Daily DAX : Day 420 HASONEVALUE
Power BI DAX Function: HASONEVALUE()
Syntax: HASONEVALUE(<columnName>)
Returns: TRUE or FALSE
What does HASONEVALUE() do?
It checks whether a column has exactly one distinct value in the current filter context.
- TRUE → Only one unique value exists (e.g., when you are looking at a single customer, single month, etc.)
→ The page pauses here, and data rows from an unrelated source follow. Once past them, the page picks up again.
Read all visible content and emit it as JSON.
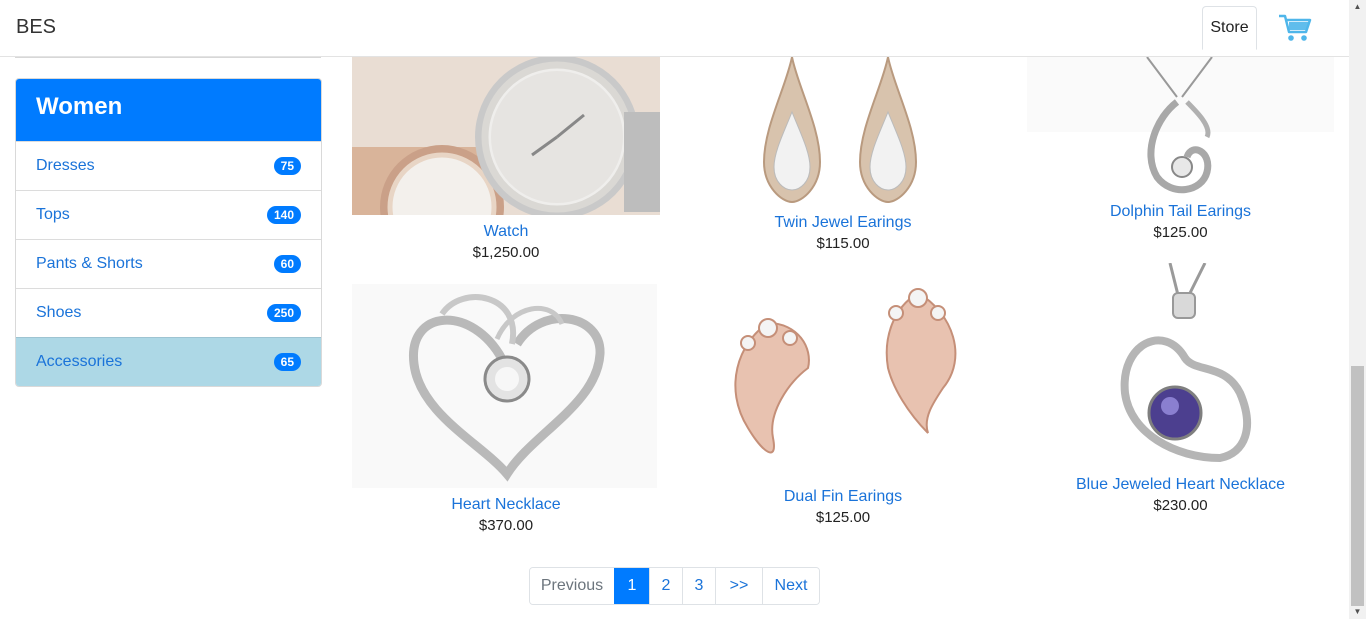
{
  "navbar": {
    "brand": "BES",
    "store_tab": "Store",
    "cart_icon": "shopping-cart-icon",
    "cart_color": "#4fb6ea"
  },
  "sidebar": {
    "title": "Women",
    "header_color": "#007bff",
    "items": [
      {
        "label": "Dresses",
        "count": "75",
        "active": false
      },
      {
        "label": "Tops",
        "count": "140",
        "active": false
      },
      {
        "label": "Pants & Shorts",
        "count": "60",
        "active": false
      },
      {
        "label": "Shoes",
        "count": "250",
        "active": false
      },
      {
        "label": "Accessories",
        "count": "65",
        "active": true
      }
    ]
  },
  "products": [
    {
      "name": "Watch",
      "price": "$1,250.00",
      "image": "rose-gold-watch-image"
    },
    {
      "name": "Twin Jewel Earings",
      "price": "$115.00",
      "image": "teardrop-earrings-image"
    },
    {
      "name": "Dolphin Tail Earings",
      "price": "$125.00",
      "image": "dolphin-pendant-image"
    },
    {
      "name": "Heart Necklace",
      "price": "$370.00",
      "image": "silver-heart-necklace-image"
    },
    {
      "name": "Dual Fin Earings",
      "price": "$125.00",
      "image": "rose-gold-fin-earrings-image"
    },
    {
      "name": "Blue Jeweled Heart Necklace",
      "price": "$230.00",
      "image": "blue-heart-necklace-image"
    }
  ],
  "pagination": {
    "previous": "Previous",
    "pages": [
      "1",
      "2",
      "3"
    ],
    "active_page": "1",
    "jump": ">>",
    "next": "Next"
  },
  "colors": {
    "link": "#1a73d9",
    "primary": "#007bff",
    "active_item": "#add8e6"
  }
}
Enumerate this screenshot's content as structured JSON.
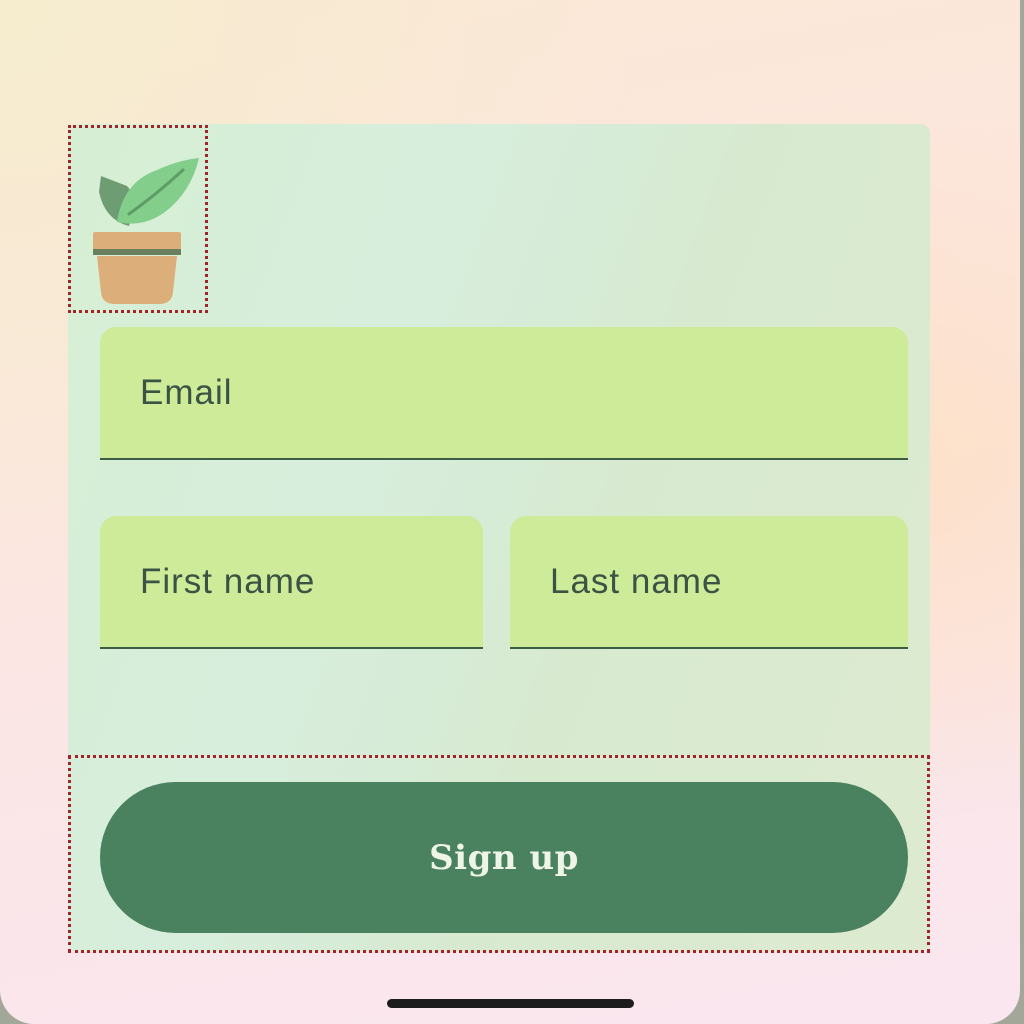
{
  "form": {
    "logo_icon": "potted-plant-icon",
    "email": {
      "label": "Email",
      "value": ""
    },
    "first_name": {
      "label": "First name",
      "value": ""
    },
    "last_name": {
      "label": "Last name",
      "value": ""
    },
    "submit_label": "Sign up"
  },
  "colors": {
    "field_fill": "#cdeb98",
    "button": "#4a8260",
    "button_text": "#eef4e6",
    "label_text": "#3b5344",
    "highlight_outline": "#a3232a"
  }
}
- FALSE → There are multiple values or no values (e.g., total level, multiple selections)
Common Use Cases
| Use Case | Why HASONEVALUE() is Needed | Example Measure |
|---|---|---|
| Show a value only at detailed level (not in totals) | Totals have many values → HASONEVALUE returns FALSE |
Sales Amount (Detail Only) =
IF(
HASONEVALUE(Customer[CustomerKey]),
SUM(Sales[SalesAmount]),
BLANK()
)
|
| Display customer name in a card visual only when one customer is selected | Avoid showing concatenated names when multiple customers are selected |
Selected Customer Name =
IF(
HASONEVALUE(Customer[Customer Name]),
SELECTEDVALUE(Customer[Customer Name]),
"Multiple Customers Selected"
)
|
| Conditional formatting or logic based on single selection | Enable certain calculations only when filtered to one item |
Rank Only for Single Product =
IF(
HASONEVALUE(Product[ProductName]),
RANKX(ALL(Product), [Total Sales], , DESC),
BLANK()
)
|
Quick Comparison
| Function | Returns TRUE when… |
|---|---|
HASONEVALUE(column) | Exactly 1 distinct value |
ISINSCOPE(level) | You are at that level or below in hierarchy |
ISCROSSFILTERED(column) | Any filter is applied on the column |
Best Practice Tip
Use HASONEVALUE() together with SELECTEDVALUE() for clean, user-friendly reports:
Dynamic Title =
IF(
HASONEVALUE(Date[Year]),
"Sales for Year " & SELECTEDVALUE(Date[Year]),
"Total Sales Across Years"
)
Now you can confidently use HASONEVALUE() to make your Power BI reports smarter and cleaner!